A group of Kubernetes resources as defined by a manifest. This is a Custom Resource Definition (CRD).

# Project

The AppProject CRD is the Kubernetes resource object representing a logical grouping of applications.

# Sync

The process of making an application move to its target state. E.g. by applying changes to a Kubernetes cluster.

# Sync Status

Whether or not the live state matches the target state. Is the deployed application the same as Git says it should be?

More info (opens new window)

# Kubernetes key concepts

# Namespace

Kubernetes supports multiple virtual clusters backed by the same physical cluster. These virtual clusters are called namespaces.

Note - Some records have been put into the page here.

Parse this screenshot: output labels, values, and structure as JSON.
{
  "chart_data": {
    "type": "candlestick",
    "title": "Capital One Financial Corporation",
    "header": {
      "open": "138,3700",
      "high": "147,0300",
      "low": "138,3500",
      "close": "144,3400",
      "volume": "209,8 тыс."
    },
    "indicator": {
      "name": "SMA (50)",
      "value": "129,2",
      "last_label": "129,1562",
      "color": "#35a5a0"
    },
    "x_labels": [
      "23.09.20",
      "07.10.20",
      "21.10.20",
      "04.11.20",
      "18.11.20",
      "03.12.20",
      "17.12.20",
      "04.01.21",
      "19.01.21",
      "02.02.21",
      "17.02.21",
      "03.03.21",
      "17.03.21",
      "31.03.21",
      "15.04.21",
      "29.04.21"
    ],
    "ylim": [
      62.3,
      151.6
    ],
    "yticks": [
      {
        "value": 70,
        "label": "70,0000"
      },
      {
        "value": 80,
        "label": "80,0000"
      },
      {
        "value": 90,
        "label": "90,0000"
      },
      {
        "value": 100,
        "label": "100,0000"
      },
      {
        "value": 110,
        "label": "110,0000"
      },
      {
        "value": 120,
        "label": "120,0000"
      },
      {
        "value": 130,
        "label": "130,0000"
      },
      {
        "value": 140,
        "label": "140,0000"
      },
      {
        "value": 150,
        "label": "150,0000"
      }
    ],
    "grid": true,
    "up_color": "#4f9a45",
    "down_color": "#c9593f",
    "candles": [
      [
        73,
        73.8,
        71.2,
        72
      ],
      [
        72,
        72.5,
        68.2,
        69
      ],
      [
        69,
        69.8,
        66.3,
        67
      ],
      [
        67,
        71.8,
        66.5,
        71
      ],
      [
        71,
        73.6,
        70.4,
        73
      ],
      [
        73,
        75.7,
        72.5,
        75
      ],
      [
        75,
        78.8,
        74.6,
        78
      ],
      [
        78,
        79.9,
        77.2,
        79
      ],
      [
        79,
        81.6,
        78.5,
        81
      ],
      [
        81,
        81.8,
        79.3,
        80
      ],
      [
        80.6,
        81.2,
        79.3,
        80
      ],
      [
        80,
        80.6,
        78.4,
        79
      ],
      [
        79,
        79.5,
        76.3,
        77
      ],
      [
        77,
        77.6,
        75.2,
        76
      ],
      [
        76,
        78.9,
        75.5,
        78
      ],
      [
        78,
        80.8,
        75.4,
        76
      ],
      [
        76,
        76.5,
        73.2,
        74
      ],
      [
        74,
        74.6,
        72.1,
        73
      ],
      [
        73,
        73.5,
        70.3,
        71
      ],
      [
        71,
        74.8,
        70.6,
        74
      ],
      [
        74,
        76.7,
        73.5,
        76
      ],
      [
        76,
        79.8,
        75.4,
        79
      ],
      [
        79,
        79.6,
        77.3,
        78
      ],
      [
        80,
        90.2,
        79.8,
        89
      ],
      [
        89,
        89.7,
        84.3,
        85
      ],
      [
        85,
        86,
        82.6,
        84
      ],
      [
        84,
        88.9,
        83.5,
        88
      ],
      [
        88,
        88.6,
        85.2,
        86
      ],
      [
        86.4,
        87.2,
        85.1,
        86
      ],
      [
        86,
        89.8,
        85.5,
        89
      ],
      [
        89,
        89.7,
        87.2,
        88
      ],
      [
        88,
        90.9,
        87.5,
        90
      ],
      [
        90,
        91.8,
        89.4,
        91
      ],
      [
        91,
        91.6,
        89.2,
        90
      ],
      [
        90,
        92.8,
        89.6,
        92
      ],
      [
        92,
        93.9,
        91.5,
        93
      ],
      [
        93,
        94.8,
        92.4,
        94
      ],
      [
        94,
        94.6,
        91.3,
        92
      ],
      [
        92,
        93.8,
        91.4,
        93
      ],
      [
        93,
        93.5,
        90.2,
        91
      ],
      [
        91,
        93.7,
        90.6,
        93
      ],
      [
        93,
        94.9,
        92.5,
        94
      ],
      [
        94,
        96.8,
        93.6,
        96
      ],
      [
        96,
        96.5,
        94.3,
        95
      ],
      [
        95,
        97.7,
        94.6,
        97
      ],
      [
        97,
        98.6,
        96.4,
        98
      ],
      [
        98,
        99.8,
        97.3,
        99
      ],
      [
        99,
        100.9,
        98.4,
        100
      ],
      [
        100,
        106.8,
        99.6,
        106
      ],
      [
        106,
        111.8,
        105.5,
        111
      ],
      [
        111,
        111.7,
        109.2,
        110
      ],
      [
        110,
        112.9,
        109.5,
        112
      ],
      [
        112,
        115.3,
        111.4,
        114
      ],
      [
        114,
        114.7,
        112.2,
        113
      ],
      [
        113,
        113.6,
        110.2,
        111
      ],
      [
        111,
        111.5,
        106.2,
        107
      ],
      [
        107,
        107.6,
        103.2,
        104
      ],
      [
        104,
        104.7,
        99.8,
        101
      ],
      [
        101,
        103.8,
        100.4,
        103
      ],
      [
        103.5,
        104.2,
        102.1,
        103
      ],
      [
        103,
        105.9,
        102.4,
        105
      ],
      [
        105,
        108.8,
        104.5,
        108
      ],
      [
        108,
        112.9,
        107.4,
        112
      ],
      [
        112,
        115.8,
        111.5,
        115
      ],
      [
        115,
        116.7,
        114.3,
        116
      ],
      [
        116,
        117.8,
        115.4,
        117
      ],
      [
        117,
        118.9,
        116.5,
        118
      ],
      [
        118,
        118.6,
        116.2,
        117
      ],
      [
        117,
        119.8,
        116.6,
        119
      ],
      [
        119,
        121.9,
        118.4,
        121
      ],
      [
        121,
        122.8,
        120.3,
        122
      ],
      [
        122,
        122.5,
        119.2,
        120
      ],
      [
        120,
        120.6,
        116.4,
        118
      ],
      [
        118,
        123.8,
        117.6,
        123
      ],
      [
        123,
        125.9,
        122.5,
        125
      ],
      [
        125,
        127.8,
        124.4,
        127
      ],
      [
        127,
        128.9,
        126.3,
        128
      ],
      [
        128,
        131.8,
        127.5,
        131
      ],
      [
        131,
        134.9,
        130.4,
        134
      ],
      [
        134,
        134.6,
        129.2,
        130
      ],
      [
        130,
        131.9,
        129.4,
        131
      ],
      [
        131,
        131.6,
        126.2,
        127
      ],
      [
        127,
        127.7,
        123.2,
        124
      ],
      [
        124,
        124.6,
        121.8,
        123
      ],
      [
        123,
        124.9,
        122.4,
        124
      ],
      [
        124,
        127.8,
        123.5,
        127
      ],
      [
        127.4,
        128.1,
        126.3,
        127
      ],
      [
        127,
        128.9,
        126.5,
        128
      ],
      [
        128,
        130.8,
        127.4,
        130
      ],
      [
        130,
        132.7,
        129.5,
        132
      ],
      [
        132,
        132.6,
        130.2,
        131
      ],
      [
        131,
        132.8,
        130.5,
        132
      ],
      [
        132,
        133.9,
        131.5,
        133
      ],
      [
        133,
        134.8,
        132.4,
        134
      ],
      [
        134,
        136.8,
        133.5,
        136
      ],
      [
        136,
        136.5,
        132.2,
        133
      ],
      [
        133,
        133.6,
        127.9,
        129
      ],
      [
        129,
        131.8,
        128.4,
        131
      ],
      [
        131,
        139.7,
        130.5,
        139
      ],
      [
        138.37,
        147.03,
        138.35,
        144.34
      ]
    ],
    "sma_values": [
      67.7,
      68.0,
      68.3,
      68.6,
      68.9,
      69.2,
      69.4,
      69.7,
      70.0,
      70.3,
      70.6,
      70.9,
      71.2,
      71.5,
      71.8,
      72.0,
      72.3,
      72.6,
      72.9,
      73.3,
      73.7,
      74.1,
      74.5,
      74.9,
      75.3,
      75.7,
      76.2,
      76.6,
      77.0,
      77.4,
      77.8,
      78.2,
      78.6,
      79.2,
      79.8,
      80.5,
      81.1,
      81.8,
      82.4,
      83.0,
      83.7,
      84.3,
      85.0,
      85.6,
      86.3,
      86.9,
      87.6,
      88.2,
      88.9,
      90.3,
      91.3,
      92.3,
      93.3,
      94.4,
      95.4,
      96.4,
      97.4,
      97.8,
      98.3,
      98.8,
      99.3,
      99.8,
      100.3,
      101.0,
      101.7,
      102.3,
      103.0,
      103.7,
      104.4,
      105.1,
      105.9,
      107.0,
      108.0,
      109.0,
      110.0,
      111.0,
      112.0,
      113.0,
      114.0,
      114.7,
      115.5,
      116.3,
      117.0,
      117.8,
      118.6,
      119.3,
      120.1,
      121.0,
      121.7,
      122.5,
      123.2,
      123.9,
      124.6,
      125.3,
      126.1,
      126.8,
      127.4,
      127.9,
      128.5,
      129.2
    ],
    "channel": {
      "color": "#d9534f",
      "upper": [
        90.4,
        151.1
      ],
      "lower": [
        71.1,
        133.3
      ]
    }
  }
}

Namespaces provide a scope for names. Names of resources need to be unique within a namespace, but not across namespaces. Namespaces cannot be nested inside one another and each Kubernetes resource can only be in one namespace.

Namespaces are a way to divide cluster resources between multiple users (via resource quota).

More info (opens new window)

# Pod

Pods are the smallest deployable units of computing that you can create and manage in Kubernetes.

A Pod (as in a pod of whales or pea pod) is a group of one or more containers, with shared storage/network resources, and a specification for how to run the containers. A Pod’s contents are always co-located and co-scheduled, and run in a shared context. A Pod models an application-specific “logical host”: it contains one or more application containers which are relatively tightly coupled. In non-cloud contexts, applications executed on the same physical or virtual machine are analogous to cloud applications executed on the same logical host.

More info (opens new window)

# Deploy Tokens

Deploy Tokens allow access to packages, your repository, and registry images. They are single use credentials that allow the user to fine tune the level of access for each application using the designed GitLab access.

For deployment we normally only need read only access to the repository. In order to do that, the following boxes need to be ticked when creating a Deploy Token:

  • read_repository
  • read_registry
  • read_package_registry

More info (opens new window)

# DNS

By default, in Datopian DNS entries are handled by Cloudflare.